WASHINGTON — The Justice Department is plowing ahead with its plan to resume federal executions next week for the first time in more than 15 years, despite the coronavirus pandemic raging both inside and outside prisons and stagnating national support for the death penalty.

Three people are scheduled to die by lethal injection in one week at an Indiana prison, beginning Monday. Bureau of Prisons officials insist they will be able to conduct the executions safely and have been holding practice drills for months.

Family members of the victims and the inmates will be able to attend but will be required to wear face masks. Prison officials will take temperature checks. The agency will also make personal protective equipment, including masks, gloves, gowns and face shields, available for witnesses, but there are no plans to test anyone attending the executions for COVID-19, officials said.

The decision to go ahead with the executions has been criticized as a dangerous and political move by an administration that at times seems disinterested in addressing racial disparities in the death penalty and larger criminal justice system. Critics argue the government is instead creating an unnecessary and manufactured urgency around a topic that isn’t high on the list of American concerns right now, when more than 130,000 people have died of the coronavirus in the United States and the unemployment rate is 11%.

“Why would anybody who is concerned about public health and safety want to bring in people from all over the country for three separate execution in the span of five days to a virus hot spot?” questioned Robert Dunham of the Death Penalty Information Center, a nonpartisan organization that collects information on capital punishment.

“The original execution plan last year appeared to be political. And the current plan eliminates any doubt about that,” he said.

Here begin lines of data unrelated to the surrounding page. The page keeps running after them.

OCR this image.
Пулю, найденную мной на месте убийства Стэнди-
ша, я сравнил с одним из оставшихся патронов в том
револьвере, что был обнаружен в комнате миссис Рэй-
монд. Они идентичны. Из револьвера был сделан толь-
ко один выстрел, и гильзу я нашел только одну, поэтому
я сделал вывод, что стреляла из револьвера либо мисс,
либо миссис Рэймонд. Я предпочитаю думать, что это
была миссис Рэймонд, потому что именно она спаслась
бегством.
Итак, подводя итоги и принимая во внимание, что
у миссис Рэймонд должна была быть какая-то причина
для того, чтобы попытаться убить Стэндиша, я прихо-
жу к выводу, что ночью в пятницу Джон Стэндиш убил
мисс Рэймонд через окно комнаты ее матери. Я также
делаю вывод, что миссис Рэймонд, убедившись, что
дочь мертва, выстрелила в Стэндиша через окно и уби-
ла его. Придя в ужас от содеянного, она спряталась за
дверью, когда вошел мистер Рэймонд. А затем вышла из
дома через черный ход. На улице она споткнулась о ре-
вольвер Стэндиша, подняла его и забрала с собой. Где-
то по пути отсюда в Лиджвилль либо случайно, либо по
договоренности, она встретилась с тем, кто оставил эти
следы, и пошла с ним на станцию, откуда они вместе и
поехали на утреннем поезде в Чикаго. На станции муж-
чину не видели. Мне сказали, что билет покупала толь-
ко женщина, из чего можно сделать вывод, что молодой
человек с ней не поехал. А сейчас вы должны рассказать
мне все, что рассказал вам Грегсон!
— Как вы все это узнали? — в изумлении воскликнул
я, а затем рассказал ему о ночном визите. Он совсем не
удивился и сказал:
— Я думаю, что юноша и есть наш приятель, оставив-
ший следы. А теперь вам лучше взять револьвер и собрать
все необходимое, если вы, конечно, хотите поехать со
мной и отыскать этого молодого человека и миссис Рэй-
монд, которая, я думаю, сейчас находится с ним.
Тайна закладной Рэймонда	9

Attorney General William Barr has denied that politics played a role in the decision last year to resume executions, which ended an informal freeze on imposition of federal capital punishment. Barr has said the government has an obligation to carry out the sentences, including the death penalty, that are imposed by courts, and that the Justice Department owes it to the families of the victims and others in their communities to do so.

“The American people, acting through Congress and Presidents of both political parties, have long instructed that defendants convicted of the most heinous crimes should be subject to a sentence of death,” Barr said in a statement last month.

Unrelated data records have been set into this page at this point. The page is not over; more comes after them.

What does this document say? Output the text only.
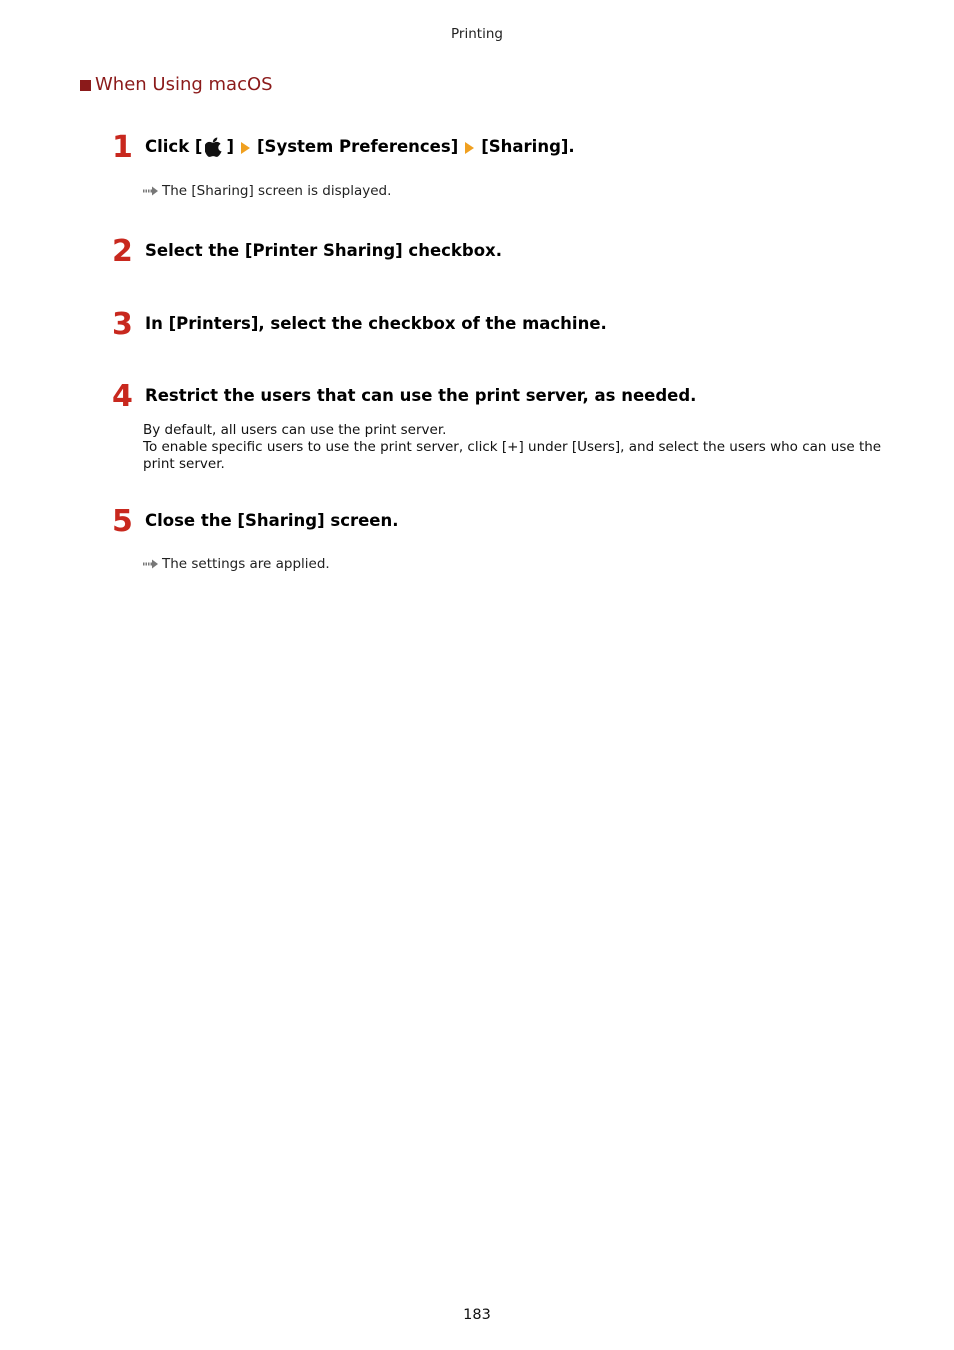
Printing
When Using macOS
1 Click [ ] [System Preferences] [Sharing].
The [Sharing] screen is displayed.
2 Select the [Printer Sharing] checkbox.
3 In [Printers], select the checkbox of the machine.
4 Restrict the users that can use the print server, as needed.
By default, all users can use the print server.
To enable specific users to use the print server, click [+] under [Users], and select the users who can use the print server.
5 Close the [Sharing] screen.
The settings are applied.
183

But before the pandemic, the economy and health care were Americans’ top priorities for the government to work on in 2020, with 59% and 50% naming the two, respectively, in an open-ended question in an Associated Press-NORC poll from December. Some 35% said immigration was one of the most important issues the government should work on in 2020, and about as many referenced politics or partisan gridlock.

The percentage of Americans in favor of the death penalty stood at 60% in the 2018 General Social Survey, a long-running trends survey.